Dans le paysage de « Contes et légendes » l’intégration des robots à la vie quotidienne semble aussi compliquée que les interactions sociales traditionnelles. Photo : d’Elisabeth Carecchio

Les machines dissidentes de Man Strikes Back

C’est une collaboration plus spectaculaire à laquelle se livre Man Strikes Back. Le jongleur Stijn Grupping et le percussionniste Frederik Meulyzer entament une drôle de danse avec cinq boites animées. Elles assistent le jongleur dans ses numéros, créant avec lui d’improbables trajectoires de balles. Mais elles se montrent soudain remuantes, presque dissidentes. Elles bougent, dirigent, renversent le rapport de force. C’est le jongleur qui semble alors suivre leurs directives, et la musique obéit à ce nouvel ordre. La belle symbiose fait place à une inquiétante lutte. Le robot permet des prouesses qui dépassent l’humain solitaire, mais à quel prix, et à quel risque ? Pour prendre la pleine mesure des possibilités d’évolution de ces machines, une conférence organisée par le sociologue Dirk Baecker pose la question de l’intelligence. Quelles sont les différences entre l’esprit humain et l’intelligence artificielle, et quelles sont ses possibilités, et ses freins ?

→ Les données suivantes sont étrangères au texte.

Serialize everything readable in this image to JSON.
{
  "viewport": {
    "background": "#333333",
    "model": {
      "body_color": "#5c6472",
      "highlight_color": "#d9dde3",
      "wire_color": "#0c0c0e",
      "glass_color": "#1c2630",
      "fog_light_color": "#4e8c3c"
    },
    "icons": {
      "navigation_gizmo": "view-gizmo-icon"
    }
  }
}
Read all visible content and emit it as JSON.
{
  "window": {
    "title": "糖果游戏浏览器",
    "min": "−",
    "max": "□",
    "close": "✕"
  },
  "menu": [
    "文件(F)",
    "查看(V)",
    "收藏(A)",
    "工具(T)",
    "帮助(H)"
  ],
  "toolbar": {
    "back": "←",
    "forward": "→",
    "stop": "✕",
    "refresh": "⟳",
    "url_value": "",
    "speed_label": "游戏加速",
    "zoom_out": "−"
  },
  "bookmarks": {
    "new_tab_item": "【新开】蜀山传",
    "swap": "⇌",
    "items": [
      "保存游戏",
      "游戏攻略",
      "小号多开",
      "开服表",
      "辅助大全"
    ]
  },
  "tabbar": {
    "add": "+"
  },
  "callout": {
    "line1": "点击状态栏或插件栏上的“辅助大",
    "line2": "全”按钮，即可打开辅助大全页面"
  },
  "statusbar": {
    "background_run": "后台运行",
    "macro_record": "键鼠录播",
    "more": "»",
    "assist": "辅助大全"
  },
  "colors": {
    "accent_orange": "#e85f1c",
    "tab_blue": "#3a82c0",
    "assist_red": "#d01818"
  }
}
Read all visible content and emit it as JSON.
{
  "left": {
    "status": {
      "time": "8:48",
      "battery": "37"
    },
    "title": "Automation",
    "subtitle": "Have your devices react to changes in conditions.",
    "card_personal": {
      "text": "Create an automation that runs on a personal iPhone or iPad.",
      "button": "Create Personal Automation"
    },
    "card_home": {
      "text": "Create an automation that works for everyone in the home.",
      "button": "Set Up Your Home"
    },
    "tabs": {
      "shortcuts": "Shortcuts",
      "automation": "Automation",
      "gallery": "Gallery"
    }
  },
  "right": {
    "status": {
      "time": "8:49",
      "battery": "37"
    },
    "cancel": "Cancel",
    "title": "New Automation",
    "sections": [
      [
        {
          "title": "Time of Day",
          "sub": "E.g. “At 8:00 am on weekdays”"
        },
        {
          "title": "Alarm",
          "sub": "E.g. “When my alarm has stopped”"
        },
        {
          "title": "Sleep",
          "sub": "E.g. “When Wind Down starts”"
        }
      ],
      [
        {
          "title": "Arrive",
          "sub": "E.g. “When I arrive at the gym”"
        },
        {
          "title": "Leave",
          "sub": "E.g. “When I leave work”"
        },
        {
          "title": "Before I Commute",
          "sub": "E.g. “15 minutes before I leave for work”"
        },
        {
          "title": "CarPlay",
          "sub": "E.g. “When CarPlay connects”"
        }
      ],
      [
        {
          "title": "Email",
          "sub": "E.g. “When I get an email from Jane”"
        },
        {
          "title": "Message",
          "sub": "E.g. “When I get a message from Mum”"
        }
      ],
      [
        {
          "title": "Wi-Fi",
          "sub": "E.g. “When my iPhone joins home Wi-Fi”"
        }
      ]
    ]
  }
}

Jongler avec les robots peut donner lieu à quelques surprises. Photo : de Karolina Maruszak

La robotique a si bien infusée dans notre quotidien qu’elle n’est plus tellement conscientisée. Ces techniques se sont intégrées à la norme, et le robot s’est déjà en partie fondu dans l’humain. Les spectacles, performances et conférences proposées par Paranoid Androids – des robots et des hommes permettent de remettre cette question en perspective. Quel est notre réel rapport à la machine ? Et surtout, quelles sont nos ambitions, nos souhaits et nos craintes vis-à-vis du futur ? Pour l’heure, ce sont toujours les humains qui fabriquent les robots, et poser une réflexion sur leur devenir est la seule variable dans l’équation de leur développement.